理容に関する資格【理容師国家試験】
理容師国家試験は、厚生労働省認定機関である財団法人 理容師美容師試験研修
センターが行う理髪技能士として認定する為の国家資格試験の事をいいます。
理容師は男性に理髪を行う技能士であり、主に、洗髪・散髪・染毛・シェービング
頭皮ケア技術を施すのが主な業務です。
理容師は名称独占資格として認定されていますので、資格を取得していない方が
お客様へ理髪業務を行う事はできません。
理髪・シェービング等を行う技能士として認定する国家資格、それが
『理容師国家試験』なのです。
受検資格:以下の通りです
・厚生労働省が指定する理容師養成施設において昼間課程において2年以上修学し
必要な学科・技能習得者
・厚生労働省が指定する理容師養成施設において夜間課程において2年以上修学し
必要な学科・技能習得者
・厚生労働省が指定する理容師養成施設において通信課程において3年以上修学し
必要な学科・技能習得者
講習方法:各種専門養成施設・学校などによるスクーリングまたは通信教育講座
試験時期:学科試験…3月・9月 実技試験…1月・7月
実施地域:以下の通りです
<筆記試験>
北海道・岩手県・宮城県・埼玉県・東京都・神奈川県・石川県・愛知県、大阪府
兵庫県・広島県・愛媛県・福岡県・鹿児島県・沖縄県
<実技試験>
富山県・福井県・山梨県・岐阜県・和歌山県・鳥取県・徳島県を除く各都道府県
試験内容:以下の通りです
【学科試験】
1.関係法規・制度
2.衛生管理
・公衆衛生・環境衛生
・感染症
・衛生管理技術
3.理容保健
・皮膚科学
4.理容の物理・化学
5.理容理論
【実技試験】
1.理容の基礎的技術
・カッティング(ミディアム分髪スタイル)
・シェービング(ネックシェービング・フェイスシェービング・顔面処置)
・整髪(分髪線のある基本整髪)
2.理容を行う場合の衛生上の取扱い
平成20年に行われた第18回理容師国家試験結果によると、1,389名の受検者に対し
747名の合格者が認定されており、その合格率はおよそ53.8%と発表されています。

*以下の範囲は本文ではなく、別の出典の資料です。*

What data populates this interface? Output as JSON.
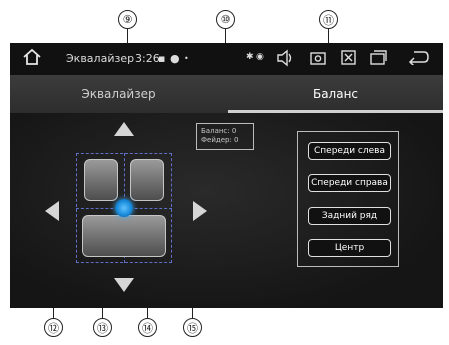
{
  "callouts": {
    "c9": "⑨",
    "c10": "⑩",
    "c11": "⑪",
    "c12": "⑫",
    "c13": "⑬",
    "c14": "⑭",
    "c15": "⑮"
  },
  "statusbar": {
    "title": "Эквалайзер",
    "time": "3:26"
  },
  "tabs": [
    {
      "label": "Эквалайзер",
      "active": false
    },
    {
      "label": "Баланс",
      "active": true
    }
  ],
  "readout": {
    "balance": "Баланс: 0",
    "fader": "Фейдер: 0"
  },
  "buttons": [
    {
      "label": "Спереди слева"
    },
    {
      "label": "Спереди справа"
    },
    {
      "label": "Задний ряд"
    },
    {
      "label": "Центр"
    }
  ],
  "icons": {
    "home": "home-icon",
    "back": "back-icon"
  },
  "colors": {
    "accent": "#1a8bdc",
    "background": "#101010",
    "tab_bar": "#333333"
  }
}
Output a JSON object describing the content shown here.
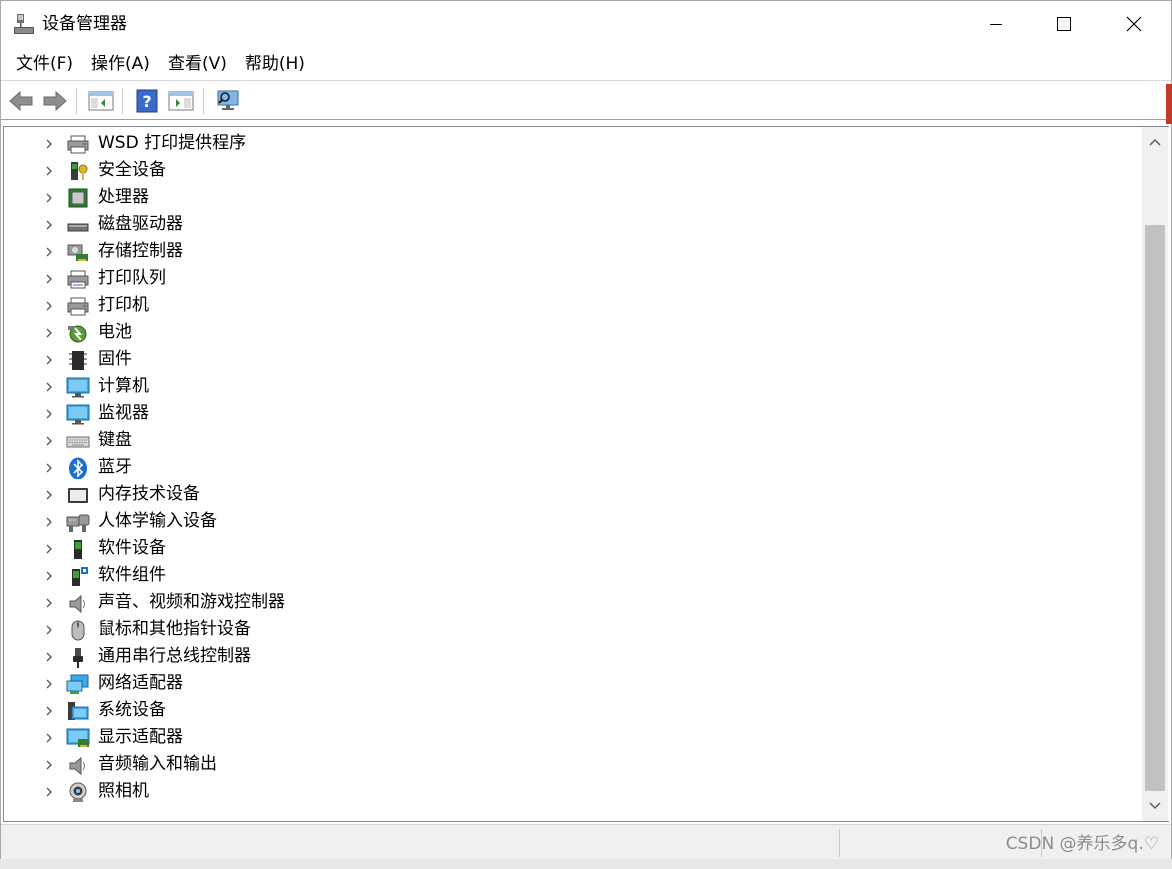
{
  "window": {
    "title": "设备管理器",
    "accent_color": "#0078d7"
  },
  "menu": {
    "items": [
      {
        "label": "文件(F)"
      },
      {
        "label": "操作(A)"
      },
      {
        "label": "查看(V)"
      },
      {
        "label": "帮助(H)"
      }
    ]
  },
  "toolbar": {
    "buttons": [
      "back-arrow-icon",
      "forward-arrow-icon",
      "show-hide-console-tree-icon",
      "help-icon",
      "properties-pane-icon",
      "scan-hardware-icon"
    ]
  },
  "tree": {
    "items": [
      {
        "label": "WSD 打印提供程序",
        "icon": "printer-icon"
      },
      {
        "label": "安全设备",
        "icon": "security-device-icon"
      },
      {
        "label": "处理器",
        "icon": "processor-icon"
      },
      {
        "label": "磁盘驱动器",
        "icon": "disk-drive-icon"
      },
      {
        "label": "存储控制器",
        "icon": "storage-controller-icon"
      },
      {
        "label": "打印队列",
        "icon": "print-queue-icon"
      },
      {
        "label": "打印机",
        "icon": "printer-icon"
      },
      {
        "label": "电池",
        "icon": "battery-icon"
      },
      {
        "label": "固件",
        "icon": "firmware-icon"
      },
      {
        "label": "计算机",
        "icon": "computer-icon"
      },
      {
        "label": "监视器",
        "icon": "monitor-icon"
      },
      {
        "label": "键盘",
        "icon": "keyboard-icon"
      },
      {
        "label": "蓝牙",
        "icon": "bluetooth-icon"
      },
      {
        "label": "内存技术设备",
        "icon": "memory-device-icon"
      },
      {
        "label": "人体学输入设备",
        "icon": "hid-icon"
      },
      {
        "label": "软件设备",
        "icon": "software-device-icon"
      },
      {
        "label": "软件组件",
        "icon": "software-component-icon"
      },
      {
        "label": "声音、视频和游戏控制器",
        "icon": "sound-icon"
      },
      {
        "label": "鼠标和其他指针设备",
        "icon": "mouse-icon"
      },
      {
        "label": "通用串行总线控制器",
        "icon": "usb-icon"
      },
      {
        "label": "网络适配器",
        "icon": "network-adapter-icon"
      },
      {
        "label": "系统设备",
        "icon": "system-device-icon"
      },
      {
        "label": "显示适配器",
        "icon": "display-adapter-icon"
      },
      {
        "label": "音频输入和输出",
        "icon": "audio-io-icon"
      },
      {
        "label": "照相机",
        "icon": "camera-icon"
      }
    ]
  },
  "status": {
    "watermark": "CSDN @养乐多q.♡"
  }
}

理髪師は主に男性の職種と思われがちですが、剃刀を使用した施術は理容師に
限定された技能の為、ウェディング前の襟足の剃毛やお顔の産毛剃りなど
美容を含む技能を施す為に取得する女性も多くいらっしゃるようです。
また福祉サービスの一環として、全国理容生活衛生同業組合連合会が行う
『ケア理容師養成研修』も実施されています。
3回のレポート提出と1回の合同スクーリングを修了する事により
『ケア理容師』としての認定証及び店舗表示用マークを取得する事ができます。
高齢者や介護を要する方への福祉サービスを提供できる技術者・営業店として
大いにアピールする事が可能になります。
介護福祉士やホームヘルパーなどの資格を取得されている方は研修費用の
優遇措置を受ける事ができますので、活用するとよいでしょう。
理髪店は、小規模スペースでの開業も可能な為、資格を取得し
知識や技能スキルの経験を豊富に積めば、個人で理髪店を営む事も可能です。
『ケア理容師』の資格と併せて取得すれば、これからの高齢化社会へ向けた
地域に根付く理容技術士として、独立を目指すのもよいでしょう。